Adeline Linel poursuivait sa quête et se rendit au cinéma Les 400 coups  pour une rétrospective consacrée aux films de Maurice Pialat. A nos amours est le film du soir. Sous la lumière inventée des projecteurs, l’épaule de la jeune actrice crève l’écran. Elle s’appelle Sandrine Bonnaire. Quelques images plus tard, les acteurs sont en place pour un dîner de famille. Le père (considéré comme mort dans le scénario) revient sans prévenir. Personne ne l’attend. La caméra tourne. La fiction avance toute seule. Imprévisible.

Adeline Linel retient sans souffle.  Elle découvre ce film tourné en 1983. Le cinéma l’a habituée à des séquences bien ficelées. Des prises. Reprises une dizaine de fois ou plus. Des images lisses. Sans ratures. Sans accidents. Comment écrire sur cette œuvre ? Comment  parler de ces acteurs hagards, piégés par la violente irruption du père interprété par le cinéaste lui-même ? Comment parler de Suzanne, admirable Sandrine Bonnaire ? Adeline s’était identifiée à la jeune fille ; elle aussi cultivait l’idée de liberté comme on cultive des fleurs rebelles.
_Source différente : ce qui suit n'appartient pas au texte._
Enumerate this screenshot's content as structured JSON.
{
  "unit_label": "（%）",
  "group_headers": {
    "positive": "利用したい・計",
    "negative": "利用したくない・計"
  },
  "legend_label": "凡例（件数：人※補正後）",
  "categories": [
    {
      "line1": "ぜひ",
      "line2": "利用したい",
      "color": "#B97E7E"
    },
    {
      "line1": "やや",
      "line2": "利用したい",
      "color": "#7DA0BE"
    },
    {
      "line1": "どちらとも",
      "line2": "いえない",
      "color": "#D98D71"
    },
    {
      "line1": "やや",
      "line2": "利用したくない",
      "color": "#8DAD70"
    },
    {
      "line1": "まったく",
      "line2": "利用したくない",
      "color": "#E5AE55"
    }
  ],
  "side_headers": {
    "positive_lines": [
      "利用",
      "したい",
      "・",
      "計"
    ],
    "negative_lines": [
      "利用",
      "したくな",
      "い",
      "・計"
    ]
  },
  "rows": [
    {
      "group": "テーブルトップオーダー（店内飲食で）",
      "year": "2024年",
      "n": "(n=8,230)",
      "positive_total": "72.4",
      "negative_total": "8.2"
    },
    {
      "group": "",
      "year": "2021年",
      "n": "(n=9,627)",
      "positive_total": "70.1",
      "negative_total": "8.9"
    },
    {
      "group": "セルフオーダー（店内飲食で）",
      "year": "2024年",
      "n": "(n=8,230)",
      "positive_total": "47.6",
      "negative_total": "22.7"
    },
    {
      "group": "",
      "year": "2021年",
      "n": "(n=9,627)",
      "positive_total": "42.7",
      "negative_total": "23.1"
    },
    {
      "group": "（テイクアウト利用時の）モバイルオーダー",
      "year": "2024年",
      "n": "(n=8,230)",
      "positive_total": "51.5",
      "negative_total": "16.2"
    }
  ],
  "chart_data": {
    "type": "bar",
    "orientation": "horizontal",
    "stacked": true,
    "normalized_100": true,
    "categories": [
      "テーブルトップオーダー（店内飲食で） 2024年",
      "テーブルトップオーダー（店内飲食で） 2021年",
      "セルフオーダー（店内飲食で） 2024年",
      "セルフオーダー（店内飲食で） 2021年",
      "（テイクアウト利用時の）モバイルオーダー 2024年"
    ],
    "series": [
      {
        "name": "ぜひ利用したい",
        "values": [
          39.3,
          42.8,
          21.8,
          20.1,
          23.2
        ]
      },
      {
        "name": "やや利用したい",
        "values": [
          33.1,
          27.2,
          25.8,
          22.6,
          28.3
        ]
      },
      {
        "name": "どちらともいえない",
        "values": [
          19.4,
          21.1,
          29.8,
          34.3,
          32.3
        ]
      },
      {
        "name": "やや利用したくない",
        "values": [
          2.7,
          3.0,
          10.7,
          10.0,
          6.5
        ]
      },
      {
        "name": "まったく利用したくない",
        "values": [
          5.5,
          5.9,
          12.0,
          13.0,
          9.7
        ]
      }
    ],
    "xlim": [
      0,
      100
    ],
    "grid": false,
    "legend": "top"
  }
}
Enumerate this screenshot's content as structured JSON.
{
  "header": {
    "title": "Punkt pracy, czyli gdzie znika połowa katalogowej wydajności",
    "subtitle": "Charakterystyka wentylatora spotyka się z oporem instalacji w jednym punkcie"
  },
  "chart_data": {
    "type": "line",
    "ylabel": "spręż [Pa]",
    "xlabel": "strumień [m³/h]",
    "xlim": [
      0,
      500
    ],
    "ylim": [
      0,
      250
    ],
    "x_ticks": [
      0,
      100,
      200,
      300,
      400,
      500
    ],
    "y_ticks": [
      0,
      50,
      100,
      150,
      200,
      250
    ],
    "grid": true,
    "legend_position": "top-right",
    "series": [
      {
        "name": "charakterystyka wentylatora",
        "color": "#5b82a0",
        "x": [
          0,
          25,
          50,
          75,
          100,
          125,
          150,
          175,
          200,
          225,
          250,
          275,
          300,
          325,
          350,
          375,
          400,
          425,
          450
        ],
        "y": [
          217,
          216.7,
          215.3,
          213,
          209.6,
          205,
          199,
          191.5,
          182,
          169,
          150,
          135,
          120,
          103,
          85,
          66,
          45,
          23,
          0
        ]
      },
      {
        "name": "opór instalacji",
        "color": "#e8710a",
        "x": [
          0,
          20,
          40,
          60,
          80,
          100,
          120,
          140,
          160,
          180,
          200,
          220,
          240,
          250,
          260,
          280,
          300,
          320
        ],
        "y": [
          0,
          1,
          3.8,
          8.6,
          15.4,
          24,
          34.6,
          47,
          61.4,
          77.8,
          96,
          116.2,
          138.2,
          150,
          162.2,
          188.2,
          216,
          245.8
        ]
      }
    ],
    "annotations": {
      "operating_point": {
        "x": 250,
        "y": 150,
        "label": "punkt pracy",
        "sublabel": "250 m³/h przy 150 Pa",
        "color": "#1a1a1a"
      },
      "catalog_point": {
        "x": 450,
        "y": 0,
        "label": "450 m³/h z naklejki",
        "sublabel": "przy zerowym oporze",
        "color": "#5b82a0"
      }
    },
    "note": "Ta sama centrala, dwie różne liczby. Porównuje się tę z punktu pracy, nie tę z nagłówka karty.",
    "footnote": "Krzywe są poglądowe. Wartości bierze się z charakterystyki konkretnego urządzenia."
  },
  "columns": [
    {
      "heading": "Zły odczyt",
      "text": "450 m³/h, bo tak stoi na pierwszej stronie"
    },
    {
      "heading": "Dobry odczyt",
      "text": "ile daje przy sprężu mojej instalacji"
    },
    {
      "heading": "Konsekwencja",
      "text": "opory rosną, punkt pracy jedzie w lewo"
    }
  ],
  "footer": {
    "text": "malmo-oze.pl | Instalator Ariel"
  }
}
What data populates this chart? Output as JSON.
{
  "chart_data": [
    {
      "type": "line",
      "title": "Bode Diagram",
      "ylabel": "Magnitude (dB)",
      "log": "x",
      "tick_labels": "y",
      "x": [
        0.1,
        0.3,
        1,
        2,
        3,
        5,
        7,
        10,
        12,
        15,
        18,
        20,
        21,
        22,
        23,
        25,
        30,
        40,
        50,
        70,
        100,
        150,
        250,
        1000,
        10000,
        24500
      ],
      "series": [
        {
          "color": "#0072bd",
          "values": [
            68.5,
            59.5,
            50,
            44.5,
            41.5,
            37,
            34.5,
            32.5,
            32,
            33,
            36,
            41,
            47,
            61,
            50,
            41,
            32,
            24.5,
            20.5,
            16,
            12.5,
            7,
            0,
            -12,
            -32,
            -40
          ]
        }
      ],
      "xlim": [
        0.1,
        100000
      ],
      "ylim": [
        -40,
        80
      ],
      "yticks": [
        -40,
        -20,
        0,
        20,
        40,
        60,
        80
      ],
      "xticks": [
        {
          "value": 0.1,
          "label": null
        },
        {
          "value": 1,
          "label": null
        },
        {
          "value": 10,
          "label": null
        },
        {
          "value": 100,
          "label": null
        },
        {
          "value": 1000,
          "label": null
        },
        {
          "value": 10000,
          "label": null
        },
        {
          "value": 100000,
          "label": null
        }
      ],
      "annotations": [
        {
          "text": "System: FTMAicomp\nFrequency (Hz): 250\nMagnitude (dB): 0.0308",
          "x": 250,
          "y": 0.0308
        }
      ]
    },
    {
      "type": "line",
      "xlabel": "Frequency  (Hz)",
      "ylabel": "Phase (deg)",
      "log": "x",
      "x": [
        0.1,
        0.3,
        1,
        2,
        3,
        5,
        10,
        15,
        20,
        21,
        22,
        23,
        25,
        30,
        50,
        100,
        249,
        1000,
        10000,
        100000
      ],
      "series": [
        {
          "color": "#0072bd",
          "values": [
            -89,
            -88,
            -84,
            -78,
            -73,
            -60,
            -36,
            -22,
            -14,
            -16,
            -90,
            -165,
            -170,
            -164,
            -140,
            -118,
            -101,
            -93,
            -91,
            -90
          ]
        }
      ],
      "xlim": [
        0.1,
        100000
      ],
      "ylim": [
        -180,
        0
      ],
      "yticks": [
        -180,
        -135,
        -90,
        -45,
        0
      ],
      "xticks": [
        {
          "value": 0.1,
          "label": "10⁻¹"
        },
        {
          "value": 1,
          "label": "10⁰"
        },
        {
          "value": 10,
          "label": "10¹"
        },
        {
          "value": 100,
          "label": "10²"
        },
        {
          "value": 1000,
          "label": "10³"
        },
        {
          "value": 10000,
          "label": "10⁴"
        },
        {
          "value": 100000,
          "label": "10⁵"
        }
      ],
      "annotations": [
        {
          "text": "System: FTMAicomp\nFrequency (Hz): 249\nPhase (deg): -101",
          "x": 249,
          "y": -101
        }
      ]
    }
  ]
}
Pour le plaisir de séduire et l’oubli de la solitude. Adeline le savait ; Comme Suzanne, elle était à la recherche d’un homme qui serait plus son complice que les garçons de son âge qu’elle jugeait trop légers. Elle ne voulait pas être comme tout le monde. Elle s’enfonçait dans les films pour se connaître elle-même. Elle avait mis un certain temps pour comprendre ces choses-là. Elle avançait lentement dans la nuit comme Sandrine Bonnaire au bord de la barrière de sécurité de l’autoroute. Avec un déhanchement qui faisait penser à la démarche des stars. Comme les femmes de cinéma avancent bien au-delà de l’écran et de la limite autorisée par les rêves. Elle avançait…

Adeline Linel rejoignait peu à peu la cohorte des mal aimés. Elle s’aventurait dans les confins d’elle-même où l’imaginaire prend des formes inconnues. En s’approchant tout près du cinéma, elle s’éloignait de la vie.

Elle disparaissait dans un monde parallèle. Elle devenait l’ombre d’elle-même, un fantôme de Feuillade, la Belle de Cocteau capturée par la Bête.

Nouvelle extraite de l'ouvrage Fondus enchaînés de Michèle Tatu, éditions Aréopage, 2010.